Russia’s two largest banks expect to open branches and offices in July in the regions of Ukraine that Moscow claimed to have annexed in 2022, the heads of Sberbank (SBER.MM) and VTB (VTBR.MM) said on Tuesday.

Russian President Vladimir Putin moved to annex Ukraine’s Donetsk, Luhansk, Kherson and Zaporizhzhia regions in September 2022, following what Ukraine said were sham referendums. The move was condemned by many countries as illegal.

Russian forces only partly control the four regions.

State-owned Promsvyazbank, which has focused on state employees and the defence sector since it was bailed out by the central bank in 2017, has already been opening branches in the four regions, as Russia aims to provide civilians and soldiers with cheap credit and banking services.

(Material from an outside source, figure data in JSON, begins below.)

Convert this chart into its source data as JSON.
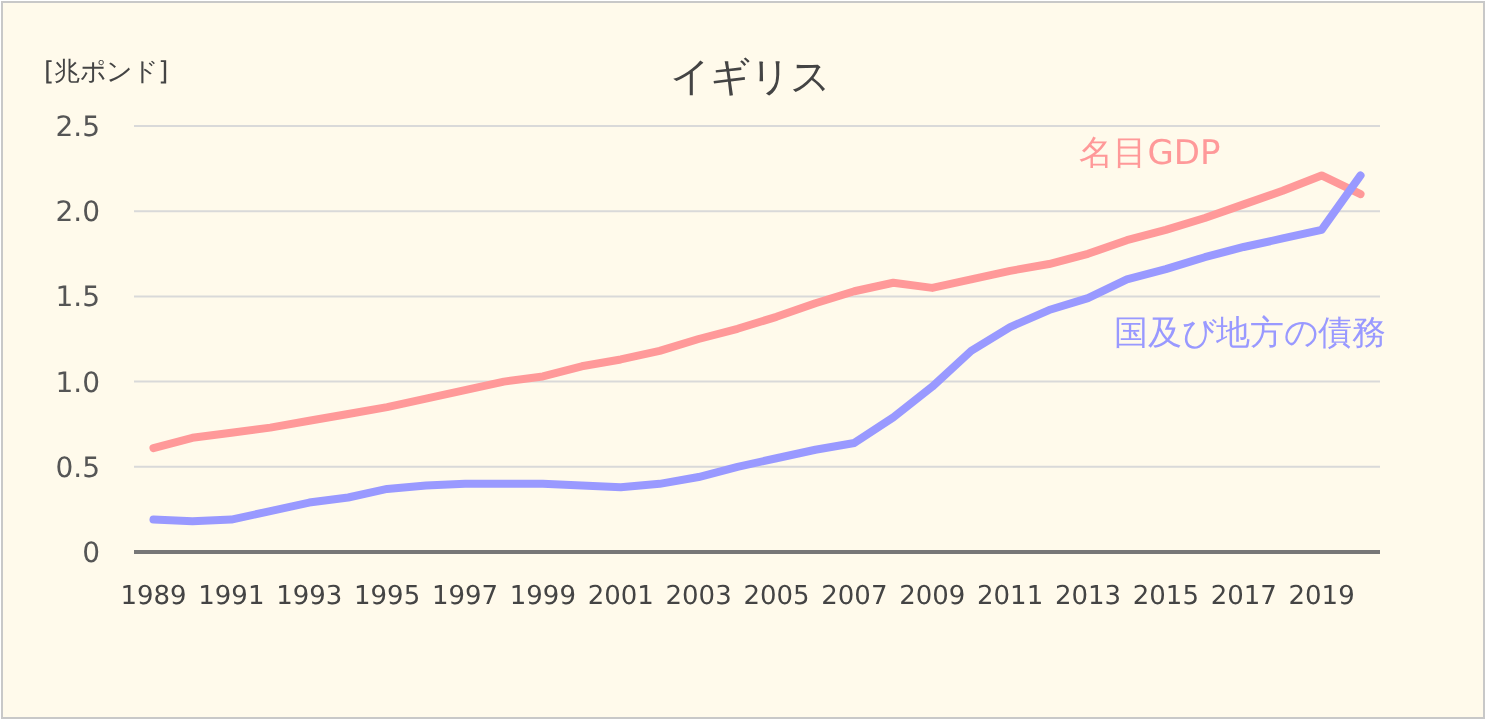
{
  "chart_data": {
    "type": "line",
    "title": "イギリス",
    "ylabel": "[兆ポンド]",
    "x": [
      1989,
      1990,
      1991,
      1992,
      1993,
      1994,
      1995,
      1996,
      1997,
      1998,
      1999,
      2000,
      2001,
      2002,
      2003,
      2004,
      2005,
      2006,
      2007,
      2008,
      2009,
      2010,
      2011,
      2012,
      2013,
      2014,
      2015,
      2016,
      2017,
      2018,
      2019,
      2020
    ],
    "xlim": [
      1988.5,
      2020.5
    ],
    "xticks": [
      1989,
      1991,
      1993,
      1995,
      1997,
      1999,
      2001,
      2003,
      2005,
      2007,
      2009,
      2011,
      2013,
      2015,
      2017,
      2019
    ],
    "ylim": [
      0,
      2.5
    ],
    "yticks": [
      0,
      {
        "value": 0.5,
        "label": "0.5"
      },
      {
        "value": 1,
        "label": "1.0"
      },
      {
        "value": 1.5,
        "label": "1.5"
      },
      {
        "value": 2,
        "label": "2.0"
      },
      {
        "value": 2.5,
        "label": "2.5"
      }
    ],
    "grid": "y",
    "marker": "none",
    "line_style": "solid",
    "legend": false,
    "series": [
      {
        "name": "名目GDP",
        "color": "#ff9999",
        "values": [
          0.61,
          0.67,
          0.7,
          0.73,
          0.77,
          0.81,
          0.85,
          0.9,
          0.95,
          1.0,
          1.03,
          1.09,
          1.13,
          1.18,
          1.25,
          1.31,
          1.38,
          1.46,
          1.53,
          1.58,
          1.55,
          1.6,
          1.65,
          1.69,
          1.75,
          1.83,
          1.89,
          1.96,
          2.04,
          2.12,
          2.21,
          2.1
        ]
      },
      {
        "name": "国及び地方の債務",
        "color": "#9999ff",
        "values": [
          0.19,
          0.18,
          0.19,
          0.24,
          0.29,
          0.32,
          0.37,
          0.39,
          0.4,
          0.4,
          0.4,
          0.39,
          0.38,
          0.4,
          0.44,
          0.5,
          0.55,
          0.6,
          0.64,
          0.79,
          0.97,
          1.18,
          1.32,
          1.42,
          1.49,
          1.6,
          1.66,
          1.73,
          1.79,
          1.84,
          1.89,
          2.21
        ]
      }
    ]
  }
}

“Within one and a half months our first 16 branches should open there,” Sberbank CEO German Gref said in Russia’s upper house of parliament on Tuesday. “So we will be present throughout the whole country’s territory.”

No. 2 lender VTB will open two offices in Luhansk in July and plans to start servicing clients in Donetsk and the port city of Mariupol in the Donetsk region by the end of the year, CEO Andrei Kostin said on Tuesday.

VTB’s branches there will serve retail clients and small and medium-sized businesses.